Page 1 of 1

Parsing large XML documents - XMLReader, PHP, MySQL

Posted: Thu Nov 08, 2007 4:20 pm
by ska
feyd | Please use

Code: Select all

,

Code: Select all

and [syntax="..."] tags where appropriate when posting code. Your post has been edited to reflect how we'd like it posted. Please read:  [url=http://forums.devnetwork.net/viewtopic.php?t=21171]Posting Code in the Forums[/url] to learn how to do it too.[/color]


Hi guys,

I'm a bit stuck on this one so could do with some pointers. I'm reading largish XML documents (around 10MB) from URLs (http://something.com/file.xml) into PHP and need to parse the nodes into their respective tables in a MySQL database. I set up one script to do it using SimpleXML (PHP5 is on the server I'm using) but was getting memory problems. I need to use a stream based parser so have turned to XMLReader but the documentation is somewhat lacking and I can't find many examples.

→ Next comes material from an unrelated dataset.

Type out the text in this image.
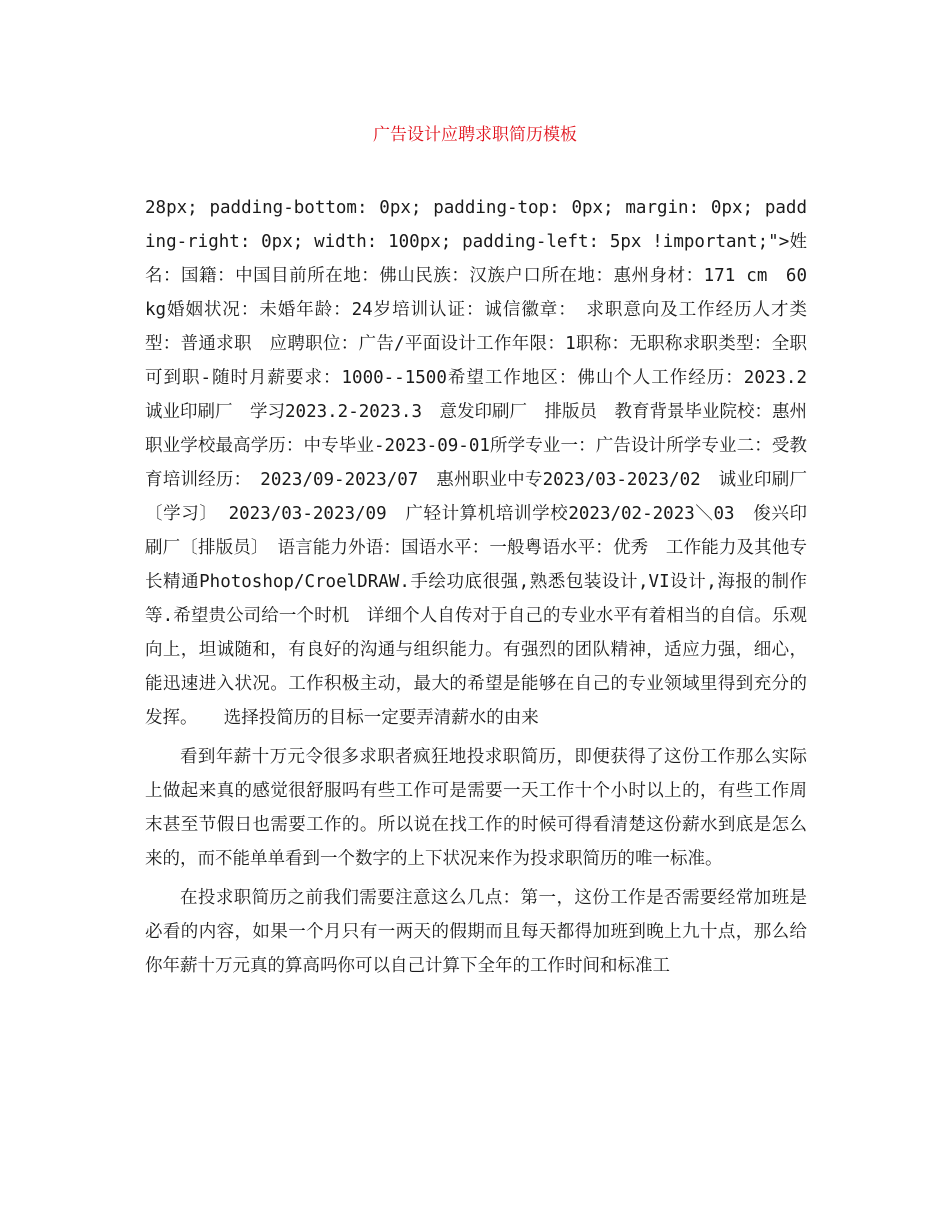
广告设计应聘求职简历模板

28px; padding-bottom: 0px; padding-top: 0px; margin: 0px; padding-right: 0px; width: 100px; padding-left: 5px !important;">姓名：国籍：中国目前所在地：佛山民族：汉族户口所在地：惠州身材：171 cm　60 kg婚姻状况：未婚年龄：24岁培训认证：诚信徽章：　求职意向及工作经历人才类型：普通求职　应聘职位：广告/平面设计工作年限：1职称：无职称求职类型：全职可到职-随时月薪要求：1000--1500希望工作地区：佛山个人工作经历：2023.2　诚业印刷厂　学习2023.2-2023.3　意发印刷厂　排版员　教育背景毕业院校：惠州职业学校最高学历：中专毕业-2023-09-01所学专业一：广告设计所学专业二：受教育培训经历：　2023/09-2023/07　惠州职业中专2023/03-2023/02　诚业印刷厂〔学习〕 2023/03-2023/09　广轻计算机培训学校2023/02-2023＼03　俊兴印刷厂〔排版员〕　语言能力外语：国语水平：一般粤语水平：优秀　工作能力及其他专长精通Photoshop/CroelDRAW.手绘功底很强,熟悉包装设计,VI设计,海报的制作等.希望贵公司给一个时机　详细个人自传对于自己的专业水平有着相当的自信。乐观向上，坦诚随和，有良好的沟通与组织能力。有强烈的团队精神，适应力强，细心，能迅速进入状况。工作积极主动，最大的希望是能够在自己的专业领域里得到充分的发挥。　　选择投简历的目标一定要弄清薪水的由来

看到年薪十万元令很多求职者疯狂地投求职简历，即便获得了这份工作那么实际上做起来真的感觉很舒服吗有些工作可是需要一天工作十个小时以上的，有些工作周末甚至节假日也需要工作的。所以说在找工作的时候可得看清楚这份薪水到底是怎么来的，而不能单单看到一个数字的上下状况来作为投求职简历的唯一标准。

在投求职简历之前我们需要注意这么几点：第一，这份工作是否需要经常加班是必看的内容，如果一个月只有一两天的假期而且每天都得加班到晚上九十点，那么给你年薪十万元真的算高吗你可以自己计算下全年的工作时间和标准工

Can anyone give me an example to follow that will allow me to parse through an XML document in the following format;

[syntax="xml"]
<?xml version="1.0" encoding="ISO-8859-1"?>
<products>
<product>
<name><![CDATA[]]></name >
<price><![CDATA[]]></price >
<description><![CDATA[]]></description >
</product>
etc.
Bearing in mind I hae to read it into a stream and because of the number of products in the feed, it will be more efficient to create multiple INSERTS SQL, perhaps in batches of 100. i.e.[/syntax]

Code: Select all

INSERT INTO products (name, price, description)
VALUES
(x, y, z)
(a, b, c)
etc.
I won't complicate matters at the moment by saying that some of the products will need to be UPDATES rather than INSERTS just yet though... ;) Firstly I want to just learn how to use XMLReader to get from the former to the latter and I'm well-stuck with it...!

Oh, just to clarify, when I say XMLReader, I mean the one built into PHP5. i.e.

Code: Select all

$reader = new XMLReader();
$reader->open($url);
while ($reader->read())
{
	echo $reader->name.": ".$reader->value."<br />";
}
Thanks.


feyd | Please use

Code: Select all

,

Code: Select all

and [syntax="..."] tags where appropriate when posting code. Your post has been edited to reflect how we'd like it posted. Please read:  [url=http://forums.devnetwork.net/viewtopic.php?t=21171]Posting Code in the Forums[/url] to learn how to do it too.[/color]

Posted: Thu Nov 08, 2007 7:17 pm
by yanisdon

Posted: Fri Nov 09, 2007 1:50 am
by ska
Thanks for the suggestion. Anyone know if magpie can handle large XML files? Bear in mind this project is on a shared host so I have memory and timeout issues to take into consideration and can"t start tweaking the ini file to suit me. I googled 'Magpie large xml" and this thread comes up number one so not much use there...!

Anyone know? Or ideally, going back to my original question, can anyone give me a XMLReader example?

Posted: Sat Nov 10, 2007 3:34 pm
by ska
Guessing that no-one's used XMLReader on here then? Well if that's the case, has anyone got any other ideas for reading a large XML document into MySQL without running into timeout and memory issues?